Study in PNAS reversed symptoms in terminally ill rodents with a single injection of the leptin gene.

Scientists working with terminally ill rodents with type 1 diabetes found that they can restore the rodents to full health with a single injection of leptin. They suggest that insulin isn’t the only agent that effectively lowers glucose levels and that leptin could do the same job and for longer periods of time.


The research team thinks that leptin combats diabetes not only by suppressing glucagon’s action on the liver but also by boosting the insulin-like actions of IGF-1 (insulin-like growth factor-1), a hormone that promotes growth and mimics insulin.
 
The investigators tested whether a single injection of the leptin gene given to insulin-deficient mice and rats on the verge of death from diabetic coma could reverse the condition. The researchers tracked the treated rodents for 25 weeks.


The animals that received the leptin gene reportedly began producing excessive amounts of leptin, which countered all the measurable consequences of type 1 diabetes, including weight loss, hyperglycemia, and ketoacidosis.

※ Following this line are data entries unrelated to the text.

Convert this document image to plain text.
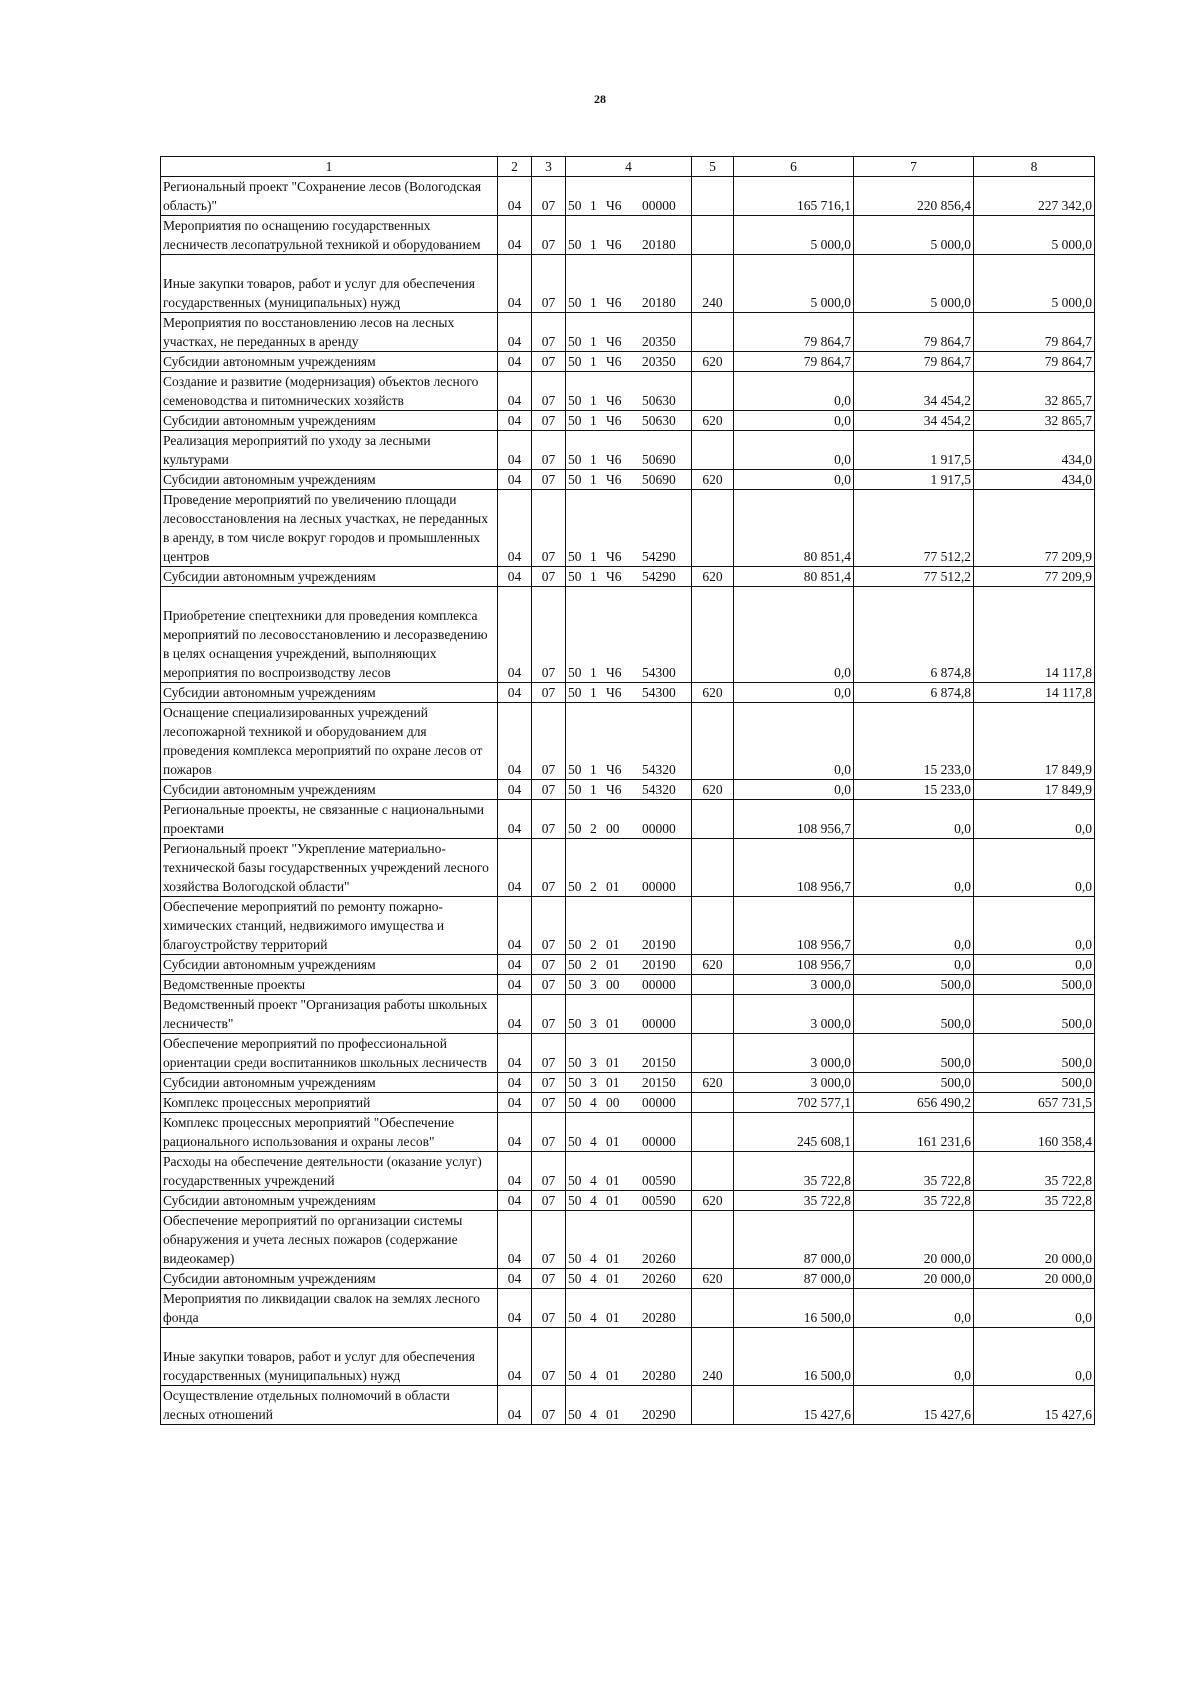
28
1	2	3	4	5	6	7	8
Региональный проект "Сохранение лесов (Вологодская область)"	04	07	50 1 Ч6 00000		165 716,1	220 856,4	227 342,0
Мероприятия по оснащению государственных лесничеств лесопатрульной техникой и оборудованием	04	07	50 1 Ч6 20180		5 000,0	5 000,0	5 000,0
Иные закупки товаров, работ и услуг для обеспечения государственных (муниципальных) нужд	04	07	50 1 Ч6 20180	240	5 000,0	5 000,0	5 000,0
Мероприятия по восстановлению лесов на лесных участках, не переданных в аренду	04	07	50 1 Ч6 20350		79 864,7	79 864,7	79 864,7
Субсидии автономным учреждениям	04	07	50 1 Ч6 20350	620	79 864,7	79 864,7	79 864,7
Создание и развитие (модернизация) объектов лесного семеноводства и питомнических хозяйств	04	07	50 1 Ч6 50630		0,0	34 454,2	32 865,7
Субсидии автономным учреждениям	04	07	50 1 Ч6 50630	620	0,0	34 454,2	32 865,7
Реализация мероприятий по уходу за лесными культурами	04	07	50 1 Ч6 50690		0,0	1 917,5	434,0
Субсидии автономным учреждениям	04	07	50 1 Ч6 50690	620	0,0	1 917,5	434,0
Проведение мероприятий по увеличению площади лесовосстановления на лесных участках, не переданных в аренду, в том числе вокруг городов и промышленных центров	04	07	50 1 Ч6 54290		80 851,4	77 512,2	77 209,9
Субсидии автономным учреждениям	04	07	50 1 Ч6 54290	620	80 851,4	77 512,2	77 209,9
Приобретение спецтехники для проведения комплекса мероприятий по лесовосстановлению и лесоразведению в целях оснащения учреждений, выполняющих мероприятия по воспроизводству лесов	04	07	50 1 Ч6 54300		0,0	6 874,8	14 117,8
Субсидии автономным учреждениям	04	07	50 1 Ч6 54300	620	0,0	6 874,8	14 117,8
Оснащение специализированных учреждений лесопожарной техникой и оборудованием для проведения комплекса мероприятий по охране лесов от пожаров	04	07	50 1 Ч6 54320		0,0	15 233,0	17 849,9
Субсидии автономным учреждениям	04	07	50 1 Ч6 54320	620	0,0	15 233,0	17 849,9
Региональные проекты, не связанные с национальными проектами	04	07	50 2 00 00000		108 956,7	0,0	0,0
Региональный проект "Укрепление материально-технической базы государственных учреждений лесного хозяйства Вологодской области"	04	07	50 2 01 00000		108 956,7	0,0	0,0
Обеспечение мероприятий по ремонту пожарно-химических станций, недвижимого имущества и благоустройству территорий	04	07	50 2 01 20190		108 956,7	0,0	0,0
Субсидии автономным учреждениям	04	07	50 2 01 20190	620	108 956,7	0,0	0,0
Ведомственные проекты	04	07	50 3 00 00000		3 000,0	500,0	500,0
Ведомственный проект "Организация работы школьных лесничеств"	04	07	50 3 01 00000		3 000,0	500,0	500,0
Обеспечение мероприятий по профессиональной ориентации среди воспитанников школьных лесничеств	04	07	50 3 01 20150		3 000,0	500,0	500,0
Субсидии автономным учреждениям	04	07	50 3 01 20150	620	3 000,0	500,0	500,0
Комплекс процессных мероприятий	04	07	50 4 00 00000		702 577,1	656 490,2	657 731,5
Комплекс процессных мероприятий "Обеспечение рационального использования и охраны лесов"	04	07	50 4 01 00000		245 608,1	161 231,6	160 358,4
Расходы на обеспечение деятельности (оказание услуг) государственных учреждений	04	07	50 4 01 00590		35 722,8	35 722,8	35 722,8
Субсидии автономным учреждениям	04	07	50 4 01 00590	620	35 722,8	35 722,8	35 722,8
Обеспечение мероприятий по организации системы обнаружения и учета лесных пожаров (содержание видеокамер)	04	07	50 4 01 20260		87 000,0	20 000,0	20 000,0
Субсидии автономным учреждениям	04	07	50 4 01 20260	620	87 000,0	20 000,0	20 000,0
Мероприятия по ликвидации свалок на землях лесного фонда	04	07	50 4 01 20280		16 500,0	0,0	0,0
Иные закупки товаров, работ и услуг для обеспечения государственных (муниципальных) нужд	04	07	50 4 01 20280	240	16 500,0	0,0	0,0
Осуществление отдельных полномочий в области лесных отношений	04	07	50 4 01 20290		15 427,6	15 427,6	15 427,6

While the treated animals’ blood glucose levels inched back up over time, their hyperglycemia consistently remained well below the elevated pretreatment levels. The untreated rodents, on the other hand, died within two or three days.


The next step, according to Roger Unger, M.D., professor of internal medicine at UT Southwestern Medical Center and senior author of the article, is to study other potential glucagon suppressants and begin leptin clinical trials within the next year.


Dr. Unger notes that it’s premature to say that leptin may someday replace insulin as a treatment for diabetic patients. He points out that this study does demonstrate that leptin could at least handle some of insulin’s job requirements and do it for longer periods of time. Injected insulin is biologically active for only three to four hours.


“My hope is that you could give leptin for one type of action – glucagon’s suppression, for example – and insulin for another. Or perhaps give a substance other than insulin entirely,” says Dr. Unger.


The findings appear online and will be published in a future issue of the Proceedings of the National Academy of Sciences.